Being able to parse files and have their differences stored in static, semi-agnostic format allows for some interesting usages:

  • search for specific changes, like which class methods have had their typehint changed (e.g. xpath //class/function/function-param/defn-attr[@id="typehint" and @diff="changed" and @value="Psr\Log\LoggerInterface"])
  • combine search results with other automated tools for updating impacted application code or explicitly requiring reviews for changes breaking compatibility standards
  • generating lists about new interfaces/classes, dropped definitions, newly limited scopes
  • when using test naming conventions, specifically test and verify the code’s tests are run
  • instead of simple “lines of code” stats, also track classes/methods/functions
  • writing post-commit rules based on definition searches (e.g. email a maintainer whenever a critical class is touched)

Since the analysis and the serialized, static representation are distinct steps, this also allows for custom, application-specific analysis information like:

  • in aspect-oriented code, analyzing @Aspects(...) and including them in reports
  • tying code-linting tool results to flag specific methods/properties that have issues
  • additional flags to monitor if function logic changed vs formatting/comments (even if the API is unchanged)
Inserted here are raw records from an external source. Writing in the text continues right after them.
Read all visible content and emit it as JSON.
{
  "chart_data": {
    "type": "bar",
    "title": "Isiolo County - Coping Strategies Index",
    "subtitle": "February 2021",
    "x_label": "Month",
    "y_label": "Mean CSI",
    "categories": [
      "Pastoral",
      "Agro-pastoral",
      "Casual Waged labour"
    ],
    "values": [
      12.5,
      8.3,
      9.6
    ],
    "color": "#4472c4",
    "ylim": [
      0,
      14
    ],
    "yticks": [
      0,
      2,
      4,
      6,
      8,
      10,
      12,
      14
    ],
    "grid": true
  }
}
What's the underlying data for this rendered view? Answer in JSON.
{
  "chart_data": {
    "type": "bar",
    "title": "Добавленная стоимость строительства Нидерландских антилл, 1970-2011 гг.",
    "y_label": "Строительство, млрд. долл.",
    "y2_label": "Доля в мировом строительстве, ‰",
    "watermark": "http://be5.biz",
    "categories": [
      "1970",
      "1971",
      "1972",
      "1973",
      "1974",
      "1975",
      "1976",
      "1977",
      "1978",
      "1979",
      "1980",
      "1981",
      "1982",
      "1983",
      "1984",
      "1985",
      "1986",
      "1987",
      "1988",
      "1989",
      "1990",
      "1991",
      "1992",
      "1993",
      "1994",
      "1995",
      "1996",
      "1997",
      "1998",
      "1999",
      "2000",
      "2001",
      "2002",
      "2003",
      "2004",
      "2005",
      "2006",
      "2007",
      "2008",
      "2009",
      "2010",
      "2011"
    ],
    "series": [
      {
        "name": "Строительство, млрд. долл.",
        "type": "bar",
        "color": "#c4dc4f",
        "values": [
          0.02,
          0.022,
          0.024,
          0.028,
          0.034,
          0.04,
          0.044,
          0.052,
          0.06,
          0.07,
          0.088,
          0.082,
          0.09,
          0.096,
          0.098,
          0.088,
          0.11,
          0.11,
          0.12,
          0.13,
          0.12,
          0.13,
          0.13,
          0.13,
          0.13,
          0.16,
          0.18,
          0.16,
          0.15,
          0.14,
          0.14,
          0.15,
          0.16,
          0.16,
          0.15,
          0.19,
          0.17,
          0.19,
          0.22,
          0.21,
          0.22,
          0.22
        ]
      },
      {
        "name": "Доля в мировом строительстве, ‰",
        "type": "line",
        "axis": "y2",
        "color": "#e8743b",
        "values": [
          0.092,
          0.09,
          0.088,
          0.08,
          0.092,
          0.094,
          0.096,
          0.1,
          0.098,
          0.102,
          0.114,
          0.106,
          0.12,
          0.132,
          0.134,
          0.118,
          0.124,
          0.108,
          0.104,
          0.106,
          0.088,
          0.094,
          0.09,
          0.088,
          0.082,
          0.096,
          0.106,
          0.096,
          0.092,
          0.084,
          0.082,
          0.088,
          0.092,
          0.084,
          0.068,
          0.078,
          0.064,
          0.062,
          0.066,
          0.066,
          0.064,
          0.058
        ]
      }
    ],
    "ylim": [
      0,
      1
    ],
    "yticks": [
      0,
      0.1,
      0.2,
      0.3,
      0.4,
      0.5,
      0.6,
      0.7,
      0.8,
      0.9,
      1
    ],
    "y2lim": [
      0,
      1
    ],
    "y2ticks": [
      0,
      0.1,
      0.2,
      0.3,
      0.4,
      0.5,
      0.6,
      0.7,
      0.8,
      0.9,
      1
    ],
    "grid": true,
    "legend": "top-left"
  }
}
And unlike some of the other tools I ran into, the static representation is not itself inherently readable; it needs a stylesheet to make it human-friendly. This makes the results potentially reusable for multiple different reports.

Summary

I’ve published this work-in-progress code to dpb587/diff-defn.php in case you want to try it out with your own PHP repositories. It’s certainly not a replacement of reading changelogs and understanding what upstream changes are being made, but I have found it interesting and helpful to identifying breaking changes.